Droit de la propriété intellectuelle : il faut réseau garder
Le débat parlementaire sur le projet de loi «diffusion et protection de la création sur Internet », vient de connaître un prolongement nouveau sur le terrain des libertés fondamentales.
S’opposant à l’une des dispositions du texte, qui vise à conférer à l’HADOPI (l’autorité administrative qui sera chargée du respect des dispositions de la nouvelle loi) le pouvoir de suspendre la connexion des auteurs de téléchargement illégal, le député UMP Patrice Martin-Lalande a déposé un amendement qualifiant de « droit fondamental » l’accès au Réseau.
Cette initiative, abandonnée par son auteur, a été reprise par l’opposition.

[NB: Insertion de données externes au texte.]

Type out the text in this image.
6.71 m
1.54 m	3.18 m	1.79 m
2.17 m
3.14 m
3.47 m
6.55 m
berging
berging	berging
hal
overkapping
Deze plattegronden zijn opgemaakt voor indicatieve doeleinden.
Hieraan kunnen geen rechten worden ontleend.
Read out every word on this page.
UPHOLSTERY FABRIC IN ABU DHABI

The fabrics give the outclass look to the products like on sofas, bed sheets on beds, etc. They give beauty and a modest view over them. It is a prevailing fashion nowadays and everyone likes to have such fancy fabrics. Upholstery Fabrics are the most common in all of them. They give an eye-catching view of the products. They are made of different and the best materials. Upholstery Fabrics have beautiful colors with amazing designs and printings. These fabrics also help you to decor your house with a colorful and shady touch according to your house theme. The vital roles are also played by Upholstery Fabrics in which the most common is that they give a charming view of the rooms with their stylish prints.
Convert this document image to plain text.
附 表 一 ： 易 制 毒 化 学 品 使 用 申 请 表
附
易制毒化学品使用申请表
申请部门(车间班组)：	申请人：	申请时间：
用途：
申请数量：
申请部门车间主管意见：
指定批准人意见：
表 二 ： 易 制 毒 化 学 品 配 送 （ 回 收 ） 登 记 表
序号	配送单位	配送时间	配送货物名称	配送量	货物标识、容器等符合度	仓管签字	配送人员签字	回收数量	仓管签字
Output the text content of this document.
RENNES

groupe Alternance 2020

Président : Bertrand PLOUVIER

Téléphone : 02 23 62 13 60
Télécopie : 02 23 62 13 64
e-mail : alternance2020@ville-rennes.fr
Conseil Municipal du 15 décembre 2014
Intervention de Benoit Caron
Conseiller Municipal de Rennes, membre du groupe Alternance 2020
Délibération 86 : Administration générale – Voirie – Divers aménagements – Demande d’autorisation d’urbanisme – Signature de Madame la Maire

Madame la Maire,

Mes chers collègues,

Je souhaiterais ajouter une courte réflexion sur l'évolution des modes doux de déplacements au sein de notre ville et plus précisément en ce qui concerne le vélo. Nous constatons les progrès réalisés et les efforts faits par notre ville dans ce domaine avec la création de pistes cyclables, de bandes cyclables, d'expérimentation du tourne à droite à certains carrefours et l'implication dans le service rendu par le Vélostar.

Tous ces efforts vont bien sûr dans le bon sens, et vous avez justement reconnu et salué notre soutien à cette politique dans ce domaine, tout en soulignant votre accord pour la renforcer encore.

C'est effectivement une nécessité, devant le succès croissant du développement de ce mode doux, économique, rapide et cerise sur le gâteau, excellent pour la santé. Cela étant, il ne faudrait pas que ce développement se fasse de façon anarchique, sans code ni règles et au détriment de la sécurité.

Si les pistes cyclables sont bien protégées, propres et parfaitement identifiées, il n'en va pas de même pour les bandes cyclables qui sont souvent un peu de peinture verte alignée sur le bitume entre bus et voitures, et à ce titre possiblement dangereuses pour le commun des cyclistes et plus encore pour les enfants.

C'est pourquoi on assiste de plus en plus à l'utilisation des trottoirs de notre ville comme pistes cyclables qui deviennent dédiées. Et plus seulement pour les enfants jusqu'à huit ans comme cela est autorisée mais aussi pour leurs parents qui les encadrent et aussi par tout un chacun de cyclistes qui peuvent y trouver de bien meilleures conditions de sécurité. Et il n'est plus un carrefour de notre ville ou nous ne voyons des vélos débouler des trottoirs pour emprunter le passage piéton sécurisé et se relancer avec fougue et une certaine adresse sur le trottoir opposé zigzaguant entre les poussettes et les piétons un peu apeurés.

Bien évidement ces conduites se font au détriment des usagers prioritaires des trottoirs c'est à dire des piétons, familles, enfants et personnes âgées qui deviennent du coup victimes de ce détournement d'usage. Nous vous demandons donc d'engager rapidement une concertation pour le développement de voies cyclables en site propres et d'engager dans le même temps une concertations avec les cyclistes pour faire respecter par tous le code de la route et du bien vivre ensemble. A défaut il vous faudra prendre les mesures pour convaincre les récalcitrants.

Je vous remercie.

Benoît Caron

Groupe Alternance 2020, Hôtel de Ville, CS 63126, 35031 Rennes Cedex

Certes, cette qualification de « droit fondamental » est expressément prévue par l’amendement 138 du « paquet Télécom », retiré à la demande de la France mais en cours de réintroduction.
Consacrant une approche extensive des implications de l’accès à internet, cette disposition prévoit qu’« aucune restriction aux droits et libertés fondamentales des utilisateurs finaux ne doit être prise sans décision préalable de l’autorité judiciaire », condition que ne remplirait pas Hadopi.

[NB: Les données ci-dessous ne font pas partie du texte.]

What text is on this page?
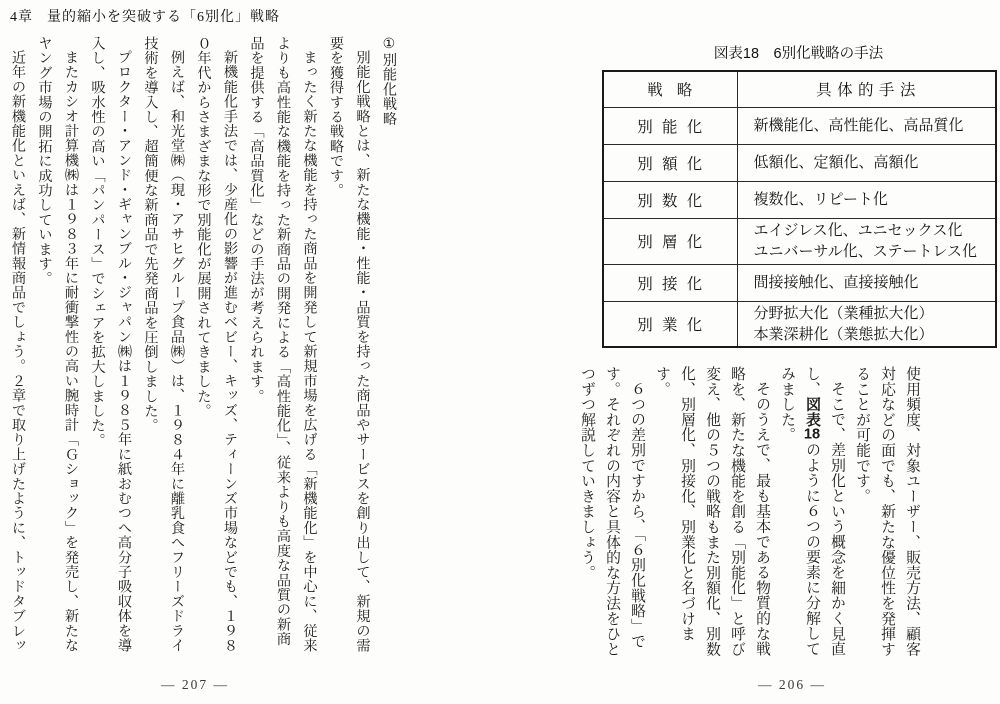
4章 量的縮小を突破する「6別化」戦略

①別能化戦略

別能化戦略とは、新たな機能・性能・品質を持った商品やサービスを創り出して、新規の需要を獲得する戦略です。

まったく新たな機能を持った商品を開発して新規市場を広げる「新機能化」を中心に、従来よりも高性能な機能を持った新商品の開発による「高性能化」、従来よりも高度な品質の新商品を提供する「高品質化」などの手法が考えられます。

新機能化手法では、少産化の影響が進むベビー、キッズ、ティーンズ市場などでも、１９８０年代からさまざまな形で別能化が展開されてきました。

例えば、和光堂㈱（現・アサヒグループ食品㈱）は、１９８４年に離乳食へフリーズドライ技術を導入し、超簡便な新商品で先発商品を圧倒しました。

プロクター・アンド・ギャンブル・ジャパン㈱は１９８５年に紙おむつへ高分子吸収体を導入し、吸水性の高い「パンパース」でシェアを拡大しました。

またカシオ計算機㈱は１９８３年に耐衝撃性の高い腕時計「Ｇショック」を発売し、新たなヤング市場の開拓に成功しています。

近年の新機能化といえば、新情報商品でしょう。２章で取り上げたように、トッドタブレッ	図表18　6別化戦略の手法
戦略	具体的手法
別能化	新機能化、高性能化、高品質化
別額化	低額化、定額化、高額化
別数化	複数化、リピート化
別層化	エイジレス化、ユニセックス化
ユニバーサル化、ステートレス化
別接化	間接接触化、直接接触化
別業化	分野拡大化（業種拡大化）
本業深耕化（業態拡大化）

使用頻度、対象ユーザー、販売方法、顧客対応などの面でも、新たな優位性を発揮することが可能です。

そこで、差別化という概念を細かく見直し、図表18のように６つの要素に分解してみました。

そのうえで、最も基本である物質的な戦略を、新たな機能を創る「別能化」と呼び変え、他の５つの戦略もまた別額化、別数化、別層化、別接化、別業化と名づけます。

６つの差別ですから、「６別化戦略」です。それぞれの内容と具体的な方法をひとつずつ解説していきましょう。

— 207 —	— 206 —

Cette analyse mérite toutefois d’être relativisée eu égard, notamment, au fait que, par exemple, la résolution du Parlement Européen en date du 1er Mars 2009 plaide pour la considération de l'accès à l'eau potable comme un droit fondamental, qualification qui paraît autrement plus justifiée, s’agissant d’une ressource nécessaire à la vie.
Dès lors en plaçant sur le même terrain l’accès à l’eau potable et celui au réseau internet, on est en droit de se demander si la « réponse graduée » ne ferait pas d’abord défaut à ses propres détracteurs.